None of that happens without the first act of telling.
And the stories that followed — the accounts of conversions, healings, protections, unexpected graces — spread the same way. One person told another. A letter was written. A priest recorded what a parishioner had shared in confidence. A family passed down what had happened to a grandmother, a great-uncle, a child who had been sick and then was not.
The medal spread through story. It still does.
There is a theological dimension to this that is worth naming. In Catholic tradition, the sharing of testimony — bearing witness to what God has done in your life — is not merely a social act. It is a form of praise. It is a way of saying, publicly, that grace is real and that it has touched you.

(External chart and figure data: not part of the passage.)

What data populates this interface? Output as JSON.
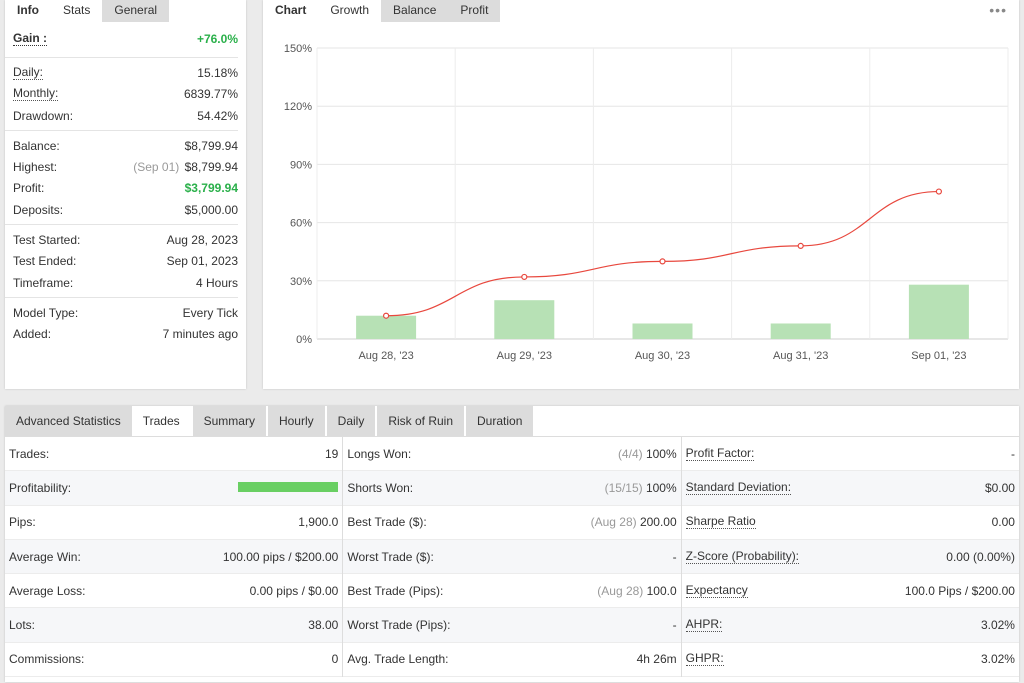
{
  "info_tabs": [
    "Info",
    "Stats",
    "General"
  ],
  "info_groups": [
    [
      {
        "label": "Gain :",
        "value": "+76.0%",
        "style": "gain"
      }
    ],
    [
      {
        "label": "Daily:",
        "value": "15.18%",
        "dotted": true
      },
      {
        "label": "Monthly:",
        "value": "6839.77%",
        "dotted": true
      },
      {
        "label": "Drawdown:",
        "value": "54.42%"
      }
    ],
    [
      {
        "label": "Balance:",
        "value": "$8,799.94"
      },
      {
        "label": "Highest:",
        "hint": "(Sep 01)",
        "value": "$8,799.94"
      },
      {
        "label": "Profit:",
        "value": "$3,799.94",
        "style": "green"
      },
      {
        "label": "Deposits:",
        "value": "$5,000.00"
      }
    ],
    [
      {
        "label": "Test Started:",
        "value": "Aug 28, 2023"
      },
      {
        "label": "Test Ended:",
        "value": "Sep 01, 2023"
      },
      {
        "label": "Timeframe:",
        "value": "4 Hours"
      }
    ],
    [
      {
        "label": "Model Type:",
        "value": "Every Tick"
      },
      {
        "label": "Added:",
        "value": "7 minutes ago"
      }
    ]
  ],
  "chart_tabs": [
    "Chart",
    "Growth",
    "Balance",
    "Profit"
  ],
  "menu_dots": "•••",
  "chart_data": {
    "type": "bar",
    "categories": [
      "Aug 28, '23",
      "Aug 29, '23",
      "Aug 30, '23",
      "Aug 31, '23",
      "Sep 01, '23"
    ],
    "y_ticks": [
      "0%",
      "30%",
      "60%",
      "90%",
      "120%",
      "150%"
    ],
    "ylim": [
      0,
      150
    ],
    "grid": true,
    "series": [
      {
        "type": "bar",
        "values": [
          12,
          20,
          8,
          8,
          28
        ],
        "color": "#b7e1b5"
      },
      {
        "type": "line",
        "values": [
          12,
          32,
          40,
          48,
          76
        ],
        "color": "#e8483e"
      }
    ]
  },
  "adv_tabs": [
    "Advanced Statistics",
    "Trades",
    "Summary",
    "Hourly",
    "Daily",
    "Risk of Ruin",
    "Duration"
  ],
  "adv_columns": [
    [
      {
        "label": "Trades:",
        "value": "19"
      },
      {
        "label": "Profitability:",
        "bar": 1.0
      },
      {
        "label": "Pips:",
        "value": "1,900.0"
      },
      {
        "label": "Average Win:",
        "value": "100.00 pips / $200.00"
      },
      {
        "label": "Average Loss:",
        "value": "0.00 pips / $0.00"
      },
      {
        "label": "Lots:",
        "value": "38.00"
      },
      {
        "label": "Commissions:",
        "value": "0"
      }
    ],
    [
      {
        "label": "Longs Won:",
        "hint": "(4/4)",
        "value": "100%"
      },
      {
        "label": "Shorts Won:",
        "hint": "(15/15)",
        "value": "100%"
      },
      {
        "label": "Best Trade ($):",
        "hint": "(Aug 28)",
        "value": "200.00"
      },
      {
        "label": "Worst Trade ($):",
        "value": "-"
      },
      {
        "label": "Best Trade (Pips):",
        "hint": "(Aug 28)",
        "value": "100.0"
      },
      {
        "label": "Worst Trade (Pips):",
        "value": "-"
      },
      {
        "label": "Avg. Trade Length:",
        "value": "4h 26m"
      }
    ],
    [
      {
        "label": "Profit Factor:",
        "value": "-",
        "dotted": true
      },
      {
        "label": "Standard Deviation:",
        "value": "$0.00",
        "dotted": true
      },
      {
        "label": "Sharpe Ratio",
        "value": "0.00",
        "dotted": true
      },
      {
        "label": "Z-Score (Probability):",
        "value": "0.00 (0.00%)",
        "dotted": true
      },
      {
        "label": "Expectancy",
        "value": "100.0 Pips / $200.00",
        "dotted": true
      },
      {
        "label": "AHPR:",
        "value": "3.02%",
        "dotted": true
      },
      {
        "label": "GHPR:",
        "value": "3.02%",
        "dotted": true
      }
    ]
  ]
}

The Psalms are full of this. Come and hear, all you who fear God, and I will tell what he has done for my soul. The early Church was built on it. The martyrs’ accounts were copied and distributed precisely because the community understood that these stories were not just personal — they belonged to everyone.
When you share what happened to you, you are participating in that tradition. You are adding your voice to a chorus that has been singing for centuries.
This does not mean every story needs to be dramatic. The most common accounts associated with the Miraculous Medal are quiet ones: a sense of peace in a moment of panic, a decision that turned out to be right when it easily could have gone wrong, a meeting that seemed too well-timed to be coincidence. These are not miracles in the headline sense. They are the ordinary texture of a life lived in awareness of grace.
They matter just as much.
In fact, they may matter more — because they are the stories that most people can recognize themselves in. The extraordinary accounts inspire awe. The ordinary ones invite participation. They say: this is available to you too. This is not reserved for saints and mystics. This is for people like you, in situations like yours.
If you have a story, we want to hear it.
Not because we will verify it or judge it or rank it against other stories. But because it belongs in the archive. Because someone, somewhere, is in a situation that resembles yours, and your story might be exactly what they need to read.
Sharing it is not boasting. It is not superstition. It is not naïve.
It is devotion. It is the oldest form of it.